The closure property states that if we take a real number and we add/multiply it to another real number, the result will be a real number.

Example: If I take a real number and add it to another real number, according to the closure property, the result will be a real number.
Example: If I take a real number and multiply it by another real number, according to the closure property, the result will be a real number


The identity property states that if you add/multiply a real number by the identity, the result will be the real number you started with.

There is one identity in each operation. In addition the identity is 0. Any value added by 0 will be the original value (5 + 0 = 5).
In multiplication, the identity is 1, for any value multiplied by 1 is itself (5 x 1 = 5).
The job of the inverse is to do nothing.


The inverse property states that if you add/multiply a real number by its inverse, the result will be the identity.
Here, each number has its own inverse, the number that gets it back to the identity.

In addition, opposites act as inverses, for when you add two opposites, you get 0 (the identity of addition).
Example: -2 + 2 = 0;   3.4 + -3.4 = 0;   So, in addition, -2 is 2's inverse. Likewise, 2 is -2's inverse.

In multiplication, reciprocals act as inverses, form when you multiply two reciprocals, the result is 1 (the identity of multiplication).
To make a reciprocal of a value, simply switch the numerator and denominator.
Example:
          
The job of the inverse is to get you to the identity.

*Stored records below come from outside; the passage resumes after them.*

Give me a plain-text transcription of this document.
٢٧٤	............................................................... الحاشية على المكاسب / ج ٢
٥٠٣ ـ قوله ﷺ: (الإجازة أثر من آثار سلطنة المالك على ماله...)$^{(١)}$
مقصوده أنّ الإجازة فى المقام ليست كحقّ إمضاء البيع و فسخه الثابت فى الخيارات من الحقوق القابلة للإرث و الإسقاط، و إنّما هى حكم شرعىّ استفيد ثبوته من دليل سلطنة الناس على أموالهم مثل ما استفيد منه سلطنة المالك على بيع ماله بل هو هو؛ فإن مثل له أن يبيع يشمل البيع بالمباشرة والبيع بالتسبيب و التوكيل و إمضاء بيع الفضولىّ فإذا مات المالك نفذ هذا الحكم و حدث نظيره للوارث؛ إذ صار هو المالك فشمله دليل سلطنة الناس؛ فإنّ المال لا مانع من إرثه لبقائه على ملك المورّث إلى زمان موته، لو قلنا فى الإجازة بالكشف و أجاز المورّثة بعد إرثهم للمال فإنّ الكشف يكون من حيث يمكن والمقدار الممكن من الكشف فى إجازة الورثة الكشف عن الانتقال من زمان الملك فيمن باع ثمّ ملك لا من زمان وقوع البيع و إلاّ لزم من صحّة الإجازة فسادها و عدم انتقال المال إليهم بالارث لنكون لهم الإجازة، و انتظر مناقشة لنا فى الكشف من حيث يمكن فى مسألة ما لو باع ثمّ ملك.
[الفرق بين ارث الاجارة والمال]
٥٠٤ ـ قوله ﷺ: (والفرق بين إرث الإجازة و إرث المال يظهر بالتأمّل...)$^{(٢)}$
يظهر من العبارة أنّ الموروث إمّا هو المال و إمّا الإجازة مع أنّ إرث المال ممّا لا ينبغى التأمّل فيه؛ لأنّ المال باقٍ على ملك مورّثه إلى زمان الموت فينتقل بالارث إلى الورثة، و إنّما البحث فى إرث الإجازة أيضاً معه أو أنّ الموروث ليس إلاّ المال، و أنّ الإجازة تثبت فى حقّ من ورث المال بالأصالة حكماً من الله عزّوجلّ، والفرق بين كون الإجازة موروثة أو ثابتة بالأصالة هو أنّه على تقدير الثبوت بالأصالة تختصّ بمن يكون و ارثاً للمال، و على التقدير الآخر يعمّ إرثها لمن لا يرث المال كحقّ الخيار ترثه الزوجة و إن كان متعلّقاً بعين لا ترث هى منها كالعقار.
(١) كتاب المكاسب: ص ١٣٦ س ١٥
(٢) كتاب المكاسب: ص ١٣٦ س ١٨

The commutative property states that we can add/multiply two real numbers in any order.
Example:   4 + 5 = 5 + 4;    2 x 6 = 6 x 2;   8 + -8 = -8 + 8


The associative property states that we can add/multiply a group of three real numbers by starting with either the first two values (as normal) or we can start with the last two numbers (the second and third numbers).
Example:   (2 + 3) + 4 = 2 + (3 + 4);     (5 x 3) x 8 = 5 x (3 x 8)
By continuously using a combination of the commutative and associative properties, we can add/multiply a group of values in any order.

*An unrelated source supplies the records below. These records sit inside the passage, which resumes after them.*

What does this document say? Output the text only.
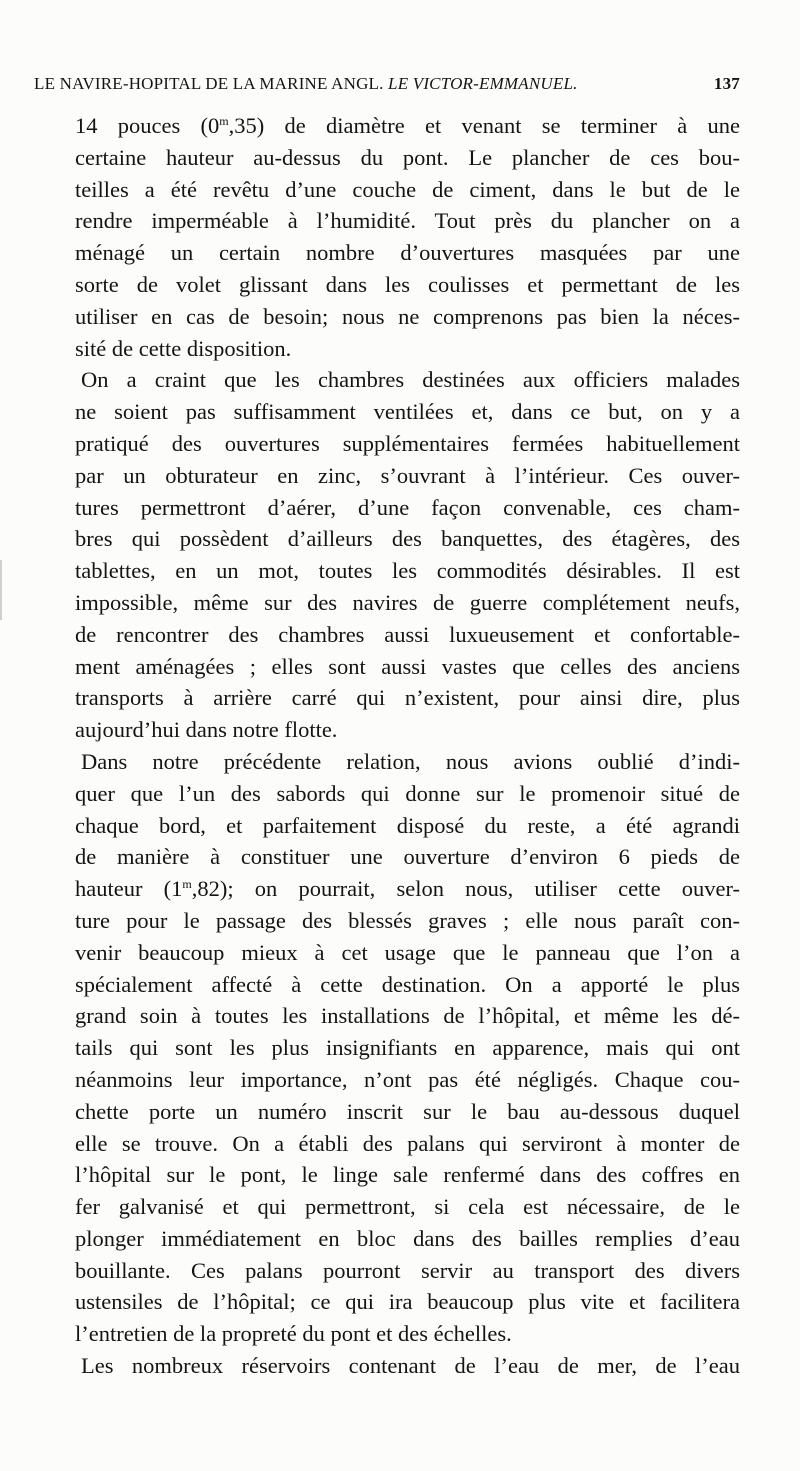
LE NAVIRE-HOPITAL DE LA MARINE ANGL. LE VICTOR-EMMANUEL.	137
14 pouces (0$^m$,35) de diamètre et venant se terminer à une
certaine hauteur au-dessus du pont. Le plancher de ces bou-
teilles a été revêtu d’une couche de ciment, dans le but de le
rendre imperméable à l’humidité. Tout près du plancher on a
ménagé un certain nombre d’ouvertures masquées par une
sorte de volet glissant dans les coulisses et permettant de les
utiliser en cas de besoin; nous ne comprenons pas bien la néces-
sité de cette disposition.
On a craint que les chambres destinées aux officiers malades
ne soient pas suffisamment ventilées et, dans ce but, on y a
pratiqué des ouvertures supplémentaires fermées habituellement
par un obturateur en zinc, s’ouvrant à l’intérieur. Ces ouver-
tures permettront d’aérer, d’une façon convenable, ces cham-
bres qui possèdent d’ailleurs des banquettes, des étagères, des
tablettes, en un mot, toutes les commodités désirables. Il est
impossible, même sur des navires de guerre complétement neufs,
de rencontrer des chambres aussi luxueusement et confortable-
ment aménagées ; elles sont aussi vastes que celles des anciens
transports à arrière carré qui n’existent, pour ainsi dire, plus
aujourd’hui dans notre flotte.
Dans notre précédente relation, nous avions oublié d’indi-
quer que l’un des sabords qui donne sur le promenoir situé de
chaque bord, et parfaitement disposé du reste, a été agrandi
de manière à constituer une ouverture d’environ 6 pieds de
hauteur (1$^m$,82); on pourrait, selon nous, utiliser cette ouver-
ture pour le passage des blessés graves ; elle nous paraît con-
venir beaucoup mieux à cet usage que le panneau que l’on a
spécialement affecté à cette destination. On a apporté le plus
grand soin à toutes les installations de l’hôpital, et même les dé-
tails qui sont les plus insignifiants en apparence, mais qui ont
néanmoins leur importance, n’ont pas été négligés. Chaque cou-
chette porte un numéro inscrit sur le bau au-dessous duquel
elle se trouve. On a établi des palans qui serviront à monter de
l’hôpital sur le pont, le linge sale renfermé dans des coffres en
fer galvanisé et qui permettront, si cela est nécessaire, de le
plonger immédiatement en bloc dans des bailles remplies d’eau
bouillante. Ces palans pourront servir au transport des divers
ustensiles de l’hôpital; ce qui ira beaucoup plus vite et facilitera
l’entretien de la propreté du pont et des échelles.
Les nombreux réservoirs contenant de l’eau de mer, de l’eau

The distributive property allows us to multiply values using a combination of multiplication and addition.
For example, if multiplying 5 and 19, you can break up 19 into an addition problem, say (10 + 9). The resulting problem is 5 x (10+9).
The distributive property allows us to "distribute" the multiplication throughout the addition problem. Simply, we "distribute" the 5 to every number in the addition problem by way of multiplication. So, 5 x (10 + 9) = (5 x 10) + (5 x 9).  Now the result is found by multiplying 5 and 10 then adding it to the result of 5 multiplied by 9. 50 + 45 = 95. (This same problem could have been made 5 x (20 - 1) --- See it?)
This property allows us to make easier problems so that the multiplication can be done mentally.

Try it!
What is 9 x 24? Instead of writing it down in an elementary fashion (though it works), try doing it in your head.
9 times 20 is 180, 9 times 4 is 36. 180 plus 36 is 216 - DONE!

What about 13 x 199? Try changing it to 13 x (200 - 1). 13 times 200 is 2600. 13 times 1 is 13. Now this time subtract (notice the subtraction sign).
2600 minus 13 is 2587 -- DONE! (Admittedly, this does take practice).